Delay-Multiply-And-Sum Beamforming for Real-Time In-Air Acoustic Imaging
Wouter Jansen, Walter Daems, Jan Steckel
TL;DR
This work tackles the limited dynamic range and contrast of conventional Delay-and-Sum beamforming in in-air acoustic imaging by introducing higher-order non-linear Delay-Multiply-and-Sum (DMAS) beamforming with Coherence Factor (CF) weighting. The authors derive an efficient, generalizable DMAS framework using Newton–Girard identities to compute $E_n$ from power sums, enabling $O(N)$ per-pixel computation and real-time GPU acceleration on embedded platforms. They provide explicit expansions for orders $n=2$..$5$ and demonstrate substantial improvements in image contrast and dynamic range over DAS in both simulations and real-world data, while preserving spatial resolution dictated by array geometry. The approach, validated on embedded GPUs and demonstrated with a 32-element MEMS array in broadband 25–50 kHz operation, offers a practical, high-performance solution for real-time in-air acoustic imaging with potential impact on leak detection, machinery diagnostics, and autonomous sensing.
Abstract
In-air acoustic imaging systems demand beamforming techniques that offer a high dynamic range and spatial resolution while also remaining robust. Conventional Delay-and-Sum (DAS) beamforming fails to meet these quality demands due to high sidelobes, a wide main lobe and the resulting low contrast, whereas advanced adaptive methods are typically precluded by the computational cost and the single-snapshot constraint of real-time field operation. To overcome this trade-off, we propose and detail the implementation of higher-order non-linear beamforming methods using the Delay-Multiply-and-Sum technique, coupled with Coherence Factor weighting, specifically adapted for ultrasonic in-air microphone arrays.
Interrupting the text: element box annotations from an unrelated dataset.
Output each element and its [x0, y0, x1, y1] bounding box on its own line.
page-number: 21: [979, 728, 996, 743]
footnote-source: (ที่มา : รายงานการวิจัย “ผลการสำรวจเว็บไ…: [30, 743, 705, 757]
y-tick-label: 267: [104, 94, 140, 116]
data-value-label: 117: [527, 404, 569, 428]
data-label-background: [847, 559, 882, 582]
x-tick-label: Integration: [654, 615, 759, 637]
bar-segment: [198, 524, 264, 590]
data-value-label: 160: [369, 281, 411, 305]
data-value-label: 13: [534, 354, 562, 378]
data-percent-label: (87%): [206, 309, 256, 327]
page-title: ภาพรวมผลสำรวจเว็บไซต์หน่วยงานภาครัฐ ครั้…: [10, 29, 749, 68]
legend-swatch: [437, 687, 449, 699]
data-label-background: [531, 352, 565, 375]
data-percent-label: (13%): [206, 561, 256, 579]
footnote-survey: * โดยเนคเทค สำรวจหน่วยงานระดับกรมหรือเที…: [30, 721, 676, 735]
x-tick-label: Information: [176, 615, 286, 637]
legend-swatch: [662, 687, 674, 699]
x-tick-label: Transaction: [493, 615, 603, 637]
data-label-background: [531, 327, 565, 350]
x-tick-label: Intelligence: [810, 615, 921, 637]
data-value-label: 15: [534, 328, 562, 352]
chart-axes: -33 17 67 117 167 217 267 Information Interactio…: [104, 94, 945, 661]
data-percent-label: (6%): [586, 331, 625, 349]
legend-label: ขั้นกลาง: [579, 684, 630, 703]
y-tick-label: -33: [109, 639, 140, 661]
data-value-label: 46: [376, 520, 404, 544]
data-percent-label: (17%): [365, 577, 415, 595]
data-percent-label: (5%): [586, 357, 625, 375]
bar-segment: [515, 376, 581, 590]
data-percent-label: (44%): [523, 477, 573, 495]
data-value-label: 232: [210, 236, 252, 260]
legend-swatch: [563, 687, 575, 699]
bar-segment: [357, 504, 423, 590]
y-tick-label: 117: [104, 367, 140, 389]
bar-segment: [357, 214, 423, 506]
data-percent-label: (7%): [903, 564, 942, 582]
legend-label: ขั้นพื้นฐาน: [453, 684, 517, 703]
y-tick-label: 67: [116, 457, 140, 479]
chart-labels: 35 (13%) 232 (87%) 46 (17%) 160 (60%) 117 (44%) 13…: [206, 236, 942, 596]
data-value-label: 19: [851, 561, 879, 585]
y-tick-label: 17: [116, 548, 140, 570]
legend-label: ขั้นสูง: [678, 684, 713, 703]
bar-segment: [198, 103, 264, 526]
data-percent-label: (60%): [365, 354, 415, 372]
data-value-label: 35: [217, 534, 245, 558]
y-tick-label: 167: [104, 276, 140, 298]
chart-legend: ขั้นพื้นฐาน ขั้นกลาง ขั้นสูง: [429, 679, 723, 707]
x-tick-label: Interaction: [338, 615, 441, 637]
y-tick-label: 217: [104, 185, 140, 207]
Our efficient implementation allows for enabling GPU-accelerated, real-time performance on embedded computing platforms. Through validation against the DAS baseline using simulated and real-world acoustic data, we demonstrate that the proposed method provides significant improvements in image contrast, establishing higher-order non-linear beamforming as a practical, high-performance solution for in-air acoustic imaging.